We've all got bad impulses, haven't we? I know I do and I'm sure you have as well. But the difference between you, me and the average psychopath / sociopath, is that you and I wouldn't actually act out the urge to slap that high school teacher who embarrassed us in class. Johnny Psychopath probably wouldn't, either, but he's quite likely to plot revenge and traumatize that teacher in a dark alley when there are fewer witnesses around. Another example? You and I wouldn't steal someone's possessions simply because we were angry at them. J. Psychopath would, and even if he did regret it afterward, he would quickly get over the guilt and find a way to blame someone else for his behavior.

2. He's absolutely obsessed with intimacy

And when I say intimacy, I'm not talking about cuddling and holding hands. These guys have really obsessive thought patterns that seem to stay focused on their boudoir needs. Many will bluntly demand it, the same way a cop might demand your license when he pulls you over, and if you're not receptive in that moment, a tirade will be unleashed. And each time the reaction will get worse and worse, as you try to figure out how it is that any adult male can be so abnormally adjusted from a social perspective. Guess what! It's cos he's a SOCIOPATH! Don't expect this to get better, because whether he gets his own way or not, the demands and unreasonable behavior will snowball into bigger and bigger drama.

3. He lies and doesn't care at all when you catch him

Most of us try not to lie unless it's absolutely necessary, and hopefully only to spare one's feelings, but a psychopath will lie all the time. This is partly because he enjoys it, and partly because he lies so often that he doesn't know what's true anymore. A psychopath will give you 3 different answers to the same question in a 5 minute time-frame if you give him the chance. And when you point out that he has lied, he will just shrug it off and tell you that you misunderstood his answer, or he misunderstood your question. And if you catch him in a lie that cannot be passed off as such, he will smile coyly and compliment you on your cleverness, as though this is some sort of consolation.
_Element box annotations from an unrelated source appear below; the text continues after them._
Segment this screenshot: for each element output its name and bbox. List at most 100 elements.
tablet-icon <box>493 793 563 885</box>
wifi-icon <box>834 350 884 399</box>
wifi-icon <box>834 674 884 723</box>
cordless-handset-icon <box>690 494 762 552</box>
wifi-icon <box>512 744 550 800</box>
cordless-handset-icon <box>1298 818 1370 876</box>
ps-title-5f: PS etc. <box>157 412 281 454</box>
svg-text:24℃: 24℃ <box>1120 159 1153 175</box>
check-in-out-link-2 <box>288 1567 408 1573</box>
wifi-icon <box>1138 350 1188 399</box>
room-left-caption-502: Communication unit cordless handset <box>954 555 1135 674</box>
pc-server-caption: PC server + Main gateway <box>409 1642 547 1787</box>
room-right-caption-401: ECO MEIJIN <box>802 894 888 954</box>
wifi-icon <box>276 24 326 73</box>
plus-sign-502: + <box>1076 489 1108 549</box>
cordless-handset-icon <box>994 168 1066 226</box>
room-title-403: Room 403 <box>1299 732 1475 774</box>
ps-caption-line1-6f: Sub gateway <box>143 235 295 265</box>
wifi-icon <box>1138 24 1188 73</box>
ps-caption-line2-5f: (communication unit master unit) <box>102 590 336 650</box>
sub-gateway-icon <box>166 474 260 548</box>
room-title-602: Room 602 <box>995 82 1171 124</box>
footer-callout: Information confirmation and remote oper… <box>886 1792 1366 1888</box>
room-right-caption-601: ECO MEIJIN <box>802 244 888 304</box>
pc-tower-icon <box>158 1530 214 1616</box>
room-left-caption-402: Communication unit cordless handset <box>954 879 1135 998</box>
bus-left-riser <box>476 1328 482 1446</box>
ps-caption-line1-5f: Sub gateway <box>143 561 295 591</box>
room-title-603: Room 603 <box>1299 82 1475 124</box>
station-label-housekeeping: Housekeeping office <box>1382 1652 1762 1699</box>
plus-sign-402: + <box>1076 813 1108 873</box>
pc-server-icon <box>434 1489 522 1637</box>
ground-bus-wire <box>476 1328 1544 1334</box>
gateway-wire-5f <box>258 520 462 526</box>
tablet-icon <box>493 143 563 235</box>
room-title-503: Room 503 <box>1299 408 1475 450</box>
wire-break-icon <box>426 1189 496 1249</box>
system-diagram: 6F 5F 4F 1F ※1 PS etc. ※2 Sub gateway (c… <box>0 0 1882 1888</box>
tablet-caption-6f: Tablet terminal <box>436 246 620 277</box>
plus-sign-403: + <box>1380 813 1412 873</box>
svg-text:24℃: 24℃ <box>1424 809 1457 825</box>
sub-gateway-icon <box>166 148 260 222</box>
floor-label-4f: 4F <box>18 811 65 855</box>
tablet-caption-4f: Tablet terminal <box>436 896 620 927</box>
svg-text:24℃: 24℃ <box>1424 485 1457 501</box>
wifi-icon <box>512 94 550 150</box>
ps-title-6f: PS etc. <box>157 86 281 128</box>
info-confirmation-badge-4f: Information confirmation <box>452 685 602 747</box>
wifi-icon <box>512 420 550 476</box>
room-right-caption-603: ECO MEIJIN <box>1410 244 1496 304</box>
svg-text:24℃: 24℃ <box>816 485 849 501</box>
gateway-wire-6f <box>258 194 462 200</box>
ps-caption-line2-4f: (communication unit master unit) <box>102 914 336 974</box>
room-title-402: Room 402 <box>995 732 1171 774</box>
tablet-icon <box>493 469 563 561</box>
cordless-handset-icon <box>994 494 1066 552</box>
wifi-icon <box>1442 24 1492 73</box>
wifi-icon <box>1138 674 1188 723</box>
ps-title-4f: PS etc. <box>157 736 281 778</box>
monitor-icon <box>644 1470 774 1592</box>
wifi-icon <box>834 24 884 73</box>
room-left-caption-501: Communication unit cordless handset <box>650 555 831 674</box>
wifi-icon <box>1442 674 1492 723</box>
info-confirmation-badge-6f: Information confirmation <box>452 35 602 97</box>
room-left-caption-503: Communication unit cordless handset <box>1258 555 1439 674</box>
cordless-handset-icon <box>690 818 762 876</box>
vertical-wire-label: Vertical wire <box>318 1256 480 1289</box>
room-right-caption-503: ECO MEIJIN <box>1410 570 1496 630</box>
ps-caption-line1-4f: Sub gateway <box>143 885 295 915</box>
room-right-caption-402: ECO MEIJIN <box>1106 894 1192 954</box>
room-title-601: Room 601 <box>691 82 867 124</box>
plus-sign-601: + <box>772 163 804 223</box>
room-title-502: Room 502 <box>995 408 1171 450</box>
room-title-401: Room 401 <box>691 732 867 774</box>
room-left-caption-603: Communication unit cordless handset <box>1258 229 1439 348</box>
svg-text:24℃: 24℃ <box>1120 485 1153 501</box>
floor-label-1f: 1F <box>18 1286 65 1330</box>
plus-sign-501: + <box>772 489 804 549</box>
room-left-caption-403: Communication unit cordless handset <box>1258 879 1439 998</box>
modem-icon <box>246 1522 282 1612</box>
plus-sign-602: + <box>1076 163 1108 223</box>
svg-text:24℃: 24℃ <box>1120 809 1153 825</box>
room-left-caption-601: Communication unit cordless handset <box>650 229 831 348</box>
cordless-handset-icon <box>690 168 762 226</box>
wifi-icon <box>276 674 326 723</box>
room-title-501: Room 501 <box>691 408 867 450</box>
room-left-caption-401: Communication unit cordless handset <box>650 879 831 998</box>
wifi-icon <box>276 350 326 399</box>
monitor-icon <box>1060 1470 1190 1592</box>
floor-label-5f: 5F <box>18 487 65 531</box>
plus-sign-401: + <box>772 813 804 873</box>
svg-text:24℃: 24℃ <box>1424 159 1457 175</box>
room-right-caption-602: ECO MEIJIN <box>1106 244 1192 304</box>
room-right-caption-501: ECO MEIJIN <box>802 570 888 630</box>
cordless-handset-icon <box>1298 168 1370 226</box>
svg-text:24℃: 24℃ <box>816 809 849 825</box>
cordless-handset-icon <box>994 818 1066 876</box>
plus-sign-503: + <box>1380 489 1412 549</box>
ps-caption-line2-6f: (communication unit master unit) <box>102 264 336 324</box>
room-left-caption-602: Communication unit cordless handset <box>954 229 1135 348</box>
4. He's very charming and can control himself when he wants to

A psychopath/sociopath actually can behave like a normal person when it serves their best interests. But one of the things that gives this guy away is his reaction the moment he's out of earshot or sight. For example, let's say his colleague has just screwed him in some business deal. Johnny P. will take it like a professional, control his temper and look absolutely normal when he leaves the office. But when he gets home to you, he will find some way to blame you for this experience, even if it means citing something you did 10 years prior. He has NO qualms about behaving badly with you, and this is because he knows he's talented enough to manipulate you into doing anything he wants, including forgiving him.

5. He often seems as though he's in a state of withdrawal

A psychopath who has a tendency to worry and be highly agitated about something (yes some of them are capable of these emotions) will often look as though they are on the verge of a meltdown or going through a physical type of withdrawal. They may even be in a constant state of panic, apart from when they are drunk or otherwise indisposed. This guy is always on the edge and this is part of why he's always looking for some external influence to calm him down. If your man makes you nervous because you're never quite sure what might set him off, you are probably with a psychopath. And before you blame it all on alcohol or addiction, there's no reason he can't be both an addict and a psychopath!